Escrito por: Hugo Maul Rivas
Guatemala, 29 de septiembre del 2020
Aunque el conocimiento acerca de los riesgos de contagio del nuevo coronavirus es cada vez mayor entre la población, pareciera que muchos han bajado la guardia en lo que a los cuidados se refiere. Comportamientos que resultaban impensables hace tres o cuatro meses gradualmente se están haciendo más comunes entre la población. En la medida que el tiempo pasa pareciera que buena parte de la población le ha perdido el miedo a la enfermedad. La solemnidad y meticulosidad que se observaba hace unos meses en el cumplimiento de las medidas de higiene y seguridad gradualmente se va erosionando, al punto que en muchos lugares los protocolos de seguridad pasaron a ser una mera formalidad que no se lleva a la práctica y que muchos clientes tampoco exigen que se cumplan. Actitudes que, si se juzgan desde la perspectiva de la vuelta a la normalidad, parecieran ser sanas pero que, desde la perspectiva del control de la pandemia, denotan cierto grado de descuido en comportamientos básicos que son esenciales para frenar los contagios. De cierta forma, este tipo de actitudes revelan cierto grado de despreocupación por las consecuencias colectivas que tienen las acciones individuales de cada quien.

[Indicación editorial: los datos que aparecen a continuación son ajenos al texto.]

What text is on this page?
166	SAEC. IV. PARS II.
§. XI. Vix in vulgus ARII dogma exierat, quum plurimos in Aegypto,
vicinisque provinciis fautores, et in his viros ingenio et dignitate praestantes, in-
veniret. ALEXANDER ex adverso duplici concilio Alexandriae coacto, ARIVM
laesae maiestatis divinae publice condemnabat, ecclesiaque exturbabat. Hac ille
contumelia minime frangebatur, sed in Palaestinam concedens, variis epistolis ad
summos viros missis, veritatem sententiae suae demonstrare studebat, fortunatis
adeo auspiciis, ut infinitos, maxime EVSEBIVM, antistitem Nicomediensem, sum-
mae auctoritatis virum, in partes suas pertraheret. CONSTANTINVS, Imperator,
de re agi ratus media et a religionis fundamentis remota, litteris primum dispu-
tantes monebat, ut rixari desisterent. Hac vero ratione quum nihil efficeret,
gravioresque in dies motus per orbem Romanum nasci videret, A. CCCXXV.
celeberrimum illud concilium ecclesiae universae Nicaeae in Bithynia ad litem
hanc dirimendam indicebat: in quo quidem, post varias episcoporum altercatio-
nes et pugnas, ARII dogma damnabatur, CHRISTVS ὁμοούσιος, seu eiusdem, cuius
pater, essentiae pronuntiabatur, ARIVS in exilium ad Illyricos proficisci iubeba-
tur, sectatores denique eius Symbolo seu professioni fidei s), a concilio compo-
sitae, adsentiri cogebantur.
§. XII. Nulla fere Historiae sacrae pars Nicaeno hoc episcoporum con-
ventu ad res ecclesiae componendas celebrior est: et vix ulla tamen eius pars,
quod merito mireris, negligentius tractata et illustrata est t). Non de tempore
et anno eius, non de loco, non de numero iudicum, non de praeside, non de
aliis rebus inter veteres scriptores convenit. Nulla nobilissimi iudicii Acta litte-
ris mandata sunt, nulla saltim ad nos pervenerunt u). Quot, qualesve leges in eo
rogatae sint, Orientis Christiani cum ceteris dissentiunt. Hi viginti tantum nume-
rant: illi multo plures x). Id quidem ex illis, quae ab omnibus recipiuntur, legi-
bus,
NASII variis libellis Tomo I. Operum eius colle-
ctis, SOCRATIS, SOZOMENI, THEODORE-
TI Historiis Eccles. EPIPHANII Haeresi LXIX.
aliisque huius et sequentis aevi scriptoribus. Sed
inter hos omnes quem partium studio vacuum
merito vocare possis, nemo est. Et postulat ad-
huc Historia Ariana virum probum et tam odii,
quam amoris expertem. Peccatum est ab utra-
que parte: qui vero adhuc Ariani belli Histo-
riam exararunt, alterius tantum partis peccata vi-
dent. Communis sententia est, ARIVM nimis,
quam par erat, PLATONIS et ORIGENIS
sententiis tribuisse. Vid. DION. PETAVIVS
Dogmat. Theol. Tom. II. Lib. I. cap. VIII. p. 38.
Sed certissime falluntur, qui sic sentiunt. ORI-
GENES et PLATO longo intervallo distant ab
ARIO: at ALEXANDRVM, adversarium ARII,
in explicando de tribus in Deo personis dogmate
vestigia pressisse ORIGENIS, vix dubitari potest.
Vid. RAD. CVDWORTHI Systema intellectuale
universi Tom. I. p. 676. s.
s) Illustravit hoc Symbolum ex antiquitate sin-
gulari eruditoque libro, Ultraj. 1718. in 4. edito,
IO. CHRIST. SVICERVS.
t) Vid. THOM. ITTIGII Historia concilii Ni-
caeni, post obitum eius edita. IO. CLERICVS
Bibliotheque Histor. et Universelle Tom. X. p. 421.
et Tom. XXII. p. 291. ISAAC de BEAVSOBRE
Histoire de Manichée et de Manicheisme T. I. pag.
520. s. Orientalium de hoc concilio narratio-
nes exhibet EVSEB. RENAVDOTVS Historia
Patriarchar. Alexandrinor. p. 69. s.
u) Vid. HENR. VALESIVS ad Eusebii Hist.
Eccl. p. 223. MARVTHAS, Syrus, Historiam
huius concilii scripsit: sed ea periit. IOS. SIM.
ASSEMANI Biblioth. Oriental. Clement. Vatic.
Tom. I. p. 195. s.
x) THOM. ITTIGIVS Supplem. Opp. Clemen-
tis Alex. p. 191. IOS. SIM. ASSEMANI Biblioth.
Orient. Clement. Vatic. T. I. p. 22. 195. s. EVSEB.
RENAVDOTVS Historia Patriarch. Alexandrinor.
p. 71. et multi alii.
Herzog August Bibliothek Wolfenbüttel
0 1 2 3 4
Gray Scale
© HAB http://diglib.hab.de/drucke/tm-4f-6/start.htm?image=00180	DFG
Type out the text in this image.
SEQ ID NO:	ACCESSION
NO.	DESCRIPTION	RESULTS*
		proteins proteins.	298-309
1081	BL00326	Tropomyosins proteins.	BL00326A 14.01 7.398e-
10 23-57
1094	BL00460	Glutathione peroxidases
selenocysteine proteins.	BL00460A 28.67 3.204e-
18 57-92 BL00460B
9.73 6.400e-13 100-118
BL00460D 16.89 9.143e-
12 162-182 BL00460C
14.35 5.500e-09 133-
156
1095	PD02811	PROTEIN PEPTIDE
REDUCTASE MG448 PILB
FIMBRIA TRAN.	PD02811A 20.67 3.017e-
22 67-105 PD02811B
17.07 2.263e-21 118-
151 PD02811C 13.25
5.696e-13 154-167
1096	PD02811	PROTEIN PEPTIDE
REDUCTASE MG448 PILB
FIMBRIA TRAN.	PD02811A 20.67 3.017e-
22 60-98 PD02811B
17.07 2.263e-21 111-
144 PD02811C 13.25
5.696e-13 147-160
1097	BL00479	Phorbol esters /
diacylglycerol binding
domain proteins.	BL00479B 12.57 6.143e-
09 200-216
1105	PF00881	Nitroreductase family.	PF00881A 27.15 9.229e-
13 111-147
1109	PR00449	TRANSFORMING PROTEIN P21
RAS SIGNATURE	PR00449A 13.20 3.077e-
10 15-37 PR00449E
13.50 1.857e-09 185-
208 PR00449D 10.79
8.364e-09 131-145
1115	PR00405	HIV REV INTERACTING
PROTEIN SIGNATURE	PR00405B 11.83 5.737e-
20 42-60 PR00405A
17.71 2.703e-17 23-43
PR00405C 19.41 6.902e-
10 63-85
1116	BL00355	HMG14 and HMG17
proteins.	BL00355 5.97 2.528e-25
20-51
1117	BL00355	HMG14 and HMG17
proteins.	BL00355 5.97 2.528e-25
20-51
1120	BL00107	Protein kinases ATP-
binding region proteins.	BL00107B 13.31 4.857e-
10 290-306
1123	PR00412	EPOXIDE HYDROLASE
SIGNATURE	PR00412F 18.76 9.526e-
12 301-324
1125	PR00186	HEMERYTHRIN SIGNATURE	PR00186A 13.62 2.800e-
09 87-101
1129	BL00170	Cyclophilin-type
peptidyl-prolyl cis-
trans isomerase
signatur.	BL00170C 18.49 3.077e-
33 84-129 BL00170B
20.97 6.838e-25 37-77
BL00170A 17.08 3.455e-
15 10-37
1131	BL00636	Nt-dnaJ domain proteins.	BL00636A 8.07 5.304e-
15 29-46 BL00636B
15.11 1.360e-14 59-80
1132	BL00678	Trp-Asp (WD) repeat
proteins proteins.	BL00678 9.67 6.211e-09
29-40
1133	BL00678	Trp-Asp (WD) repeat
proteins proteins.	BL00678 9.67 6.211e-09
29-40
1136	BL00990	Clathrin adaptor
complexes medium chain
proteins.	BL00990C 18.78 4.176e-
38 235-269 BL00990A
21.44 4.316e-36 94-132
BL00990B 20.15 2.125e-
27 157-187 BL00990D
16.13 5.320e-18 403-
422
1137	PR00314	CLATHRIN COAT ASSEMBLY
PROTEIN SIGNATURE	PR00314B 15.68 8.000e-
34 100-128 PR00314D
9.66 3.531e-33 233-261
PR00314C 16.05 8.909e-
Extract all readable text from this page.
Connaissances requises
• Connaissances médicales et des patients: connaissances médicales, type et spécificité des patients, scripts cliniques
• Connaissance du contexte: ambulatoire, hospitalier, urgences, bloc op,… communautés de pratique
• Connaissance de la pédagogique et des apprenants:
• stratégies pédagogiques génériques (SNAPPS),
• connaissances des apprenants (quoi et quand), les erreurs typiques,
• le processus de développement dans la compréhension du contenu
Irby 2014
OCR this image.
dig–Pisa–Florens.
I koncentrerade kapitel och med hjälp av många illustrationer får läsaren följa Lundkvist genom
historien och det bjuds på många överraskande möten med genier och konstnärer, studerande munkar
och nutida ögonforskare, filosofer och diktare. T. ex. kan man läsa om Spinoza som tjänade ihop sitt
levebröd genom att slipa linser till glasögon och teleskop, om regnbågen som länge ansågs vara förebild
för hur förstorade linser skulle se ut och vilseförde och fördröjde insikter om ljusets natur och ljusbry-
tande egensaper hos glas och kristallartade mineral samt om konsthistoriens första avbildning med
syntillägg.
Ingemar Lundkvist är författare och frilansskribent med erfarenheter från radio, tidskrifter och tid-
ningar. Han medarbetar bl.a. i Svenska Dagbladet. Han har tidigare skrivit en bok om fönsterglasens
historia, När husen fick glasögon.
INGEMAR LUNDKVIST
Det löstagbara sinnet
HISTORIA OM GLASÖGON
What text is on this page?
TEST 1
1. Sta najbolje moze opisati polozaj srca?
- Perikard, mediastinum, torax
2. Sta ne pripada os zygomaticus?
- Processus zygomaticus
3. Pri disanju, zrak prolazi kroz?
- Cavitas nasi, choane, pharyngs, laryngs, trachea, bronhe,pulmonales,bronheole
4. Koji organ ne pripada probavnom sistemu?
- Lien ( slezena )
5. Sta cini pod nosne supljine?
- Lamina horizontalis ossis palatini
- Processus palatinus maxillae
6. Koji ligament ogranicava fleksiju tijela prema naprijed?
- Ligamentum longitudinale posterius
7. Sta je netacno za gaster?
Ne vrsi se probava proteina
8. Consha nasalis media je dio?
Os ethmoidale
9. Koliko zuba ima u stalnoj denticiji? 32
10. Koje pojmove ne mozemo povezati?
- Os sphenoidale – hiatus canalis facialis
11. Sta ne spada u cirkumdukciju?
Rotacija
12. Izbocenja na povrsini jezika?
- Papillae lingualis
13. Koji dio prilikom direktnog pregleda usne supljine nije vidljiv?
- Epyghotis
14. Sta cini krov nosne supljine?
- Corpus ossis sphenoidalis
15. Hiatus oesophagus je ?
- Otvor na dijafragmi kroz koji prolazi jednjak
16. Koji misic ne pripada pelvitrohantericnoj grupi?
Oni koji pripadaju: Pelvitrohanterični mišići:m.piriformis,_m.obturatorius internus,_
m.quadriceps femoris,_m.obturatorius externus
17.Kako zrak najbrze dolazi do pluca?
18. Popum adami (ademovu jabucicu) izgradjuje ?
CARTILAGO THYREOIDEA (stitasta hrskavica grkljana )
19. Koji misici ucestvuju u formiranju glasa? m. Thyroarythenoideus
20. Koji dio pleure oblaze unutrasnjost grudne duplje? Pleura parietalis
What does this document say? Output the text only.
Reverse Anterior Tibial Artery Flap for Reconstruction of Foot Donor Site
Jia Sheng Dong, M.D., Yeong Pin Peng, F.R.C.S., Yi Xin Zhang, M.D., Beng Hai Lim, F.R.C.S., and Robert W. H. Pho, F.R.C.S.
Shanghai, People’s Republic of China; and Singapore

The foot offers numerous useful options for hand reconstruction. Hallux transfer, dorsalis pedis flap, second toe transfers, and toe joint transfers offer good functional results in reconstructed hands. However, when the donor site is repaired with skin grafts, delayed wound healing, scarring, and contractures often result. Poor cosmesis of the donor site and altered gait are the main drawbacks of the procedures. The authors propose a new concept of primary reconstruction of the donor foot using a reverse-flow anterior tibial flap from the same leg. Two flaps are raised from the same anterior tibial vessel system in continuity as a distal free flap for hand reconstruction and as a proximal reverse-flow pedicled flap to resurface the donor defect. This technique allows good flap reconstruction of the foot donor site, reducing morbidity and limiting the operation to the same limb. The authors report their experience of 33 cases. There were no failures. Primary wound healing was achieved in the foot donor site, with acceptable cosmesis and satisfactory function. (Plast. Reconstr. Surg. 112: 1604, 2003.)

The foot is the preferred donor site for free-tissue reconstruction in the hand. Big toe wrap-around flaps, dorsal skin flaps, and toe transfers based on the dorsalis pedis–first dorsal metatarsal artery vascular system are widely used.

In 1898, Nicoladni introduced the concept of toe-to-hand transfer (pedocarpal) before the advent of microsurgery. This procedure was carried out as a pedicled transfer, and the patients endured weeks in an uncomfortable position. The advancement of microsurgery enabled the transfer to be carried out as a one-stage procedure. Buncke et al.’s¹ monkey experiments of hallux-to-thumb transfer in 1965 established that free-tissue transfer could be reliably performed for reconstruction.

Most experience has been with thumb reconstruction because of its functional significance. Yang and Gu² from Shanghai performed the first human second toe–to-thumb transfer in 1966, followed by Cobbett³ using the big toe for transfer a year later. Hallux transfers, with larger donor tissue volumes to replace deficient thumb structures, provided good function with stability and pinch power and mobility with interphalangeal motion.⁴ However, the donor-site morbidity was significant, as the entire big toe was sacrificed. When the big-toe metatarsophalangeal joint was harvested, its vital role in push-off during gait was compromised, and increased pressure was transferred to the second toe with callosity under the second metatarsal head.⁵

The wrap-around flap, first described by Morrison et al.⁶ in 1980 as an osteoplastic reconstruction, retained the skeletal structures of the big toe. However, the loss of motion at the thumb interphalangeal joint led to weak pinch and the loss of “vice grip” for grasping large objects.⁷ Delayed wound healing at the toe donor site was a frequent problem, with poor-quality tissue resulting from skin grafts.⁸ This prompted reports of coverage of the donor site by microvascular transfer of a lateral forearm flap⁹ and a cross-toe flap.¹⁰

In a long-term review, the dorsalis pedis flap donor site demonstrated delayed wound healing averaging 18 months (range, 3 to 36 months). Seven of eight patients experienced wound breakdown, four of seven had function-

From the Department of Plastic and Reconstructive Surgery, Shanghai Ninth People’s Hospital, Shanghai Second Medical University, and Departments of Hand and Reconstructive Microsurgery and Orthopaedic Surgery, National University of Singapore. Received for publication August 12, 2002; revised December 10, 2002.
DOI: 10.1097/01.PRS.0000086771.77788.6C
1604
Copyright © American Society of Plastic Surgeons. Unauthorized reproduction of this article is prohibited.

Algo que no es nuevo en ninguna sociedad y mucho menos en Guatemala, en donde parte del fracaso como sociedad estriba en la incapacidad histórica de resolver problemas que requieren de la acción colectiva. En el caso en cuestión, buscando cada quien su propia conveniencia sólo se precipita el desastre. Tal y como sucede durante un incendio dentro de una discoteca o un teatro, la búsqueda de lo que más conviene individualmente termina convirtiéndose en un drama colectivo. Sin duda, usar mascarilla, lavarse las manos, desinfectarse las manos con alcohol y mantener la sana distancia conlleva costos a nivel individual, cualquier persona estaría mejor no teniendo que recurrir a tales prácticas. Sin embargo, lo que resultaría más conveniente para cada uno en lo individual no sería lo óptimo a nivel de la sociedad. Como se dijera en este espacio hace unos quince años atrás, con ocasión de alguna crisis del momento propiciada por la incapacidad de alcanzar acuerdos mínimos: “para superar problemas que requieren de la acción coordinada de todos, no sólo se necesitan incentivos, premios y castigos, sino también instituciones que facilitan la actuación conjunta en pos de un objetivo. Para bien o para mal, ante la debilidad institucional del Estado es casi imposible resolver este problema mediante premios, castigos o grandes acuerdos sociales. Ante ello, no queda más que cada quien, cuidándose a sí mismo, cuide a los demás. En palabras de Savatér, refiriéndose a la noción griega del concepto, no ser idiota: alguien que solo se preocupa de lo suyo, incapaz de ofrecer nada a los demás.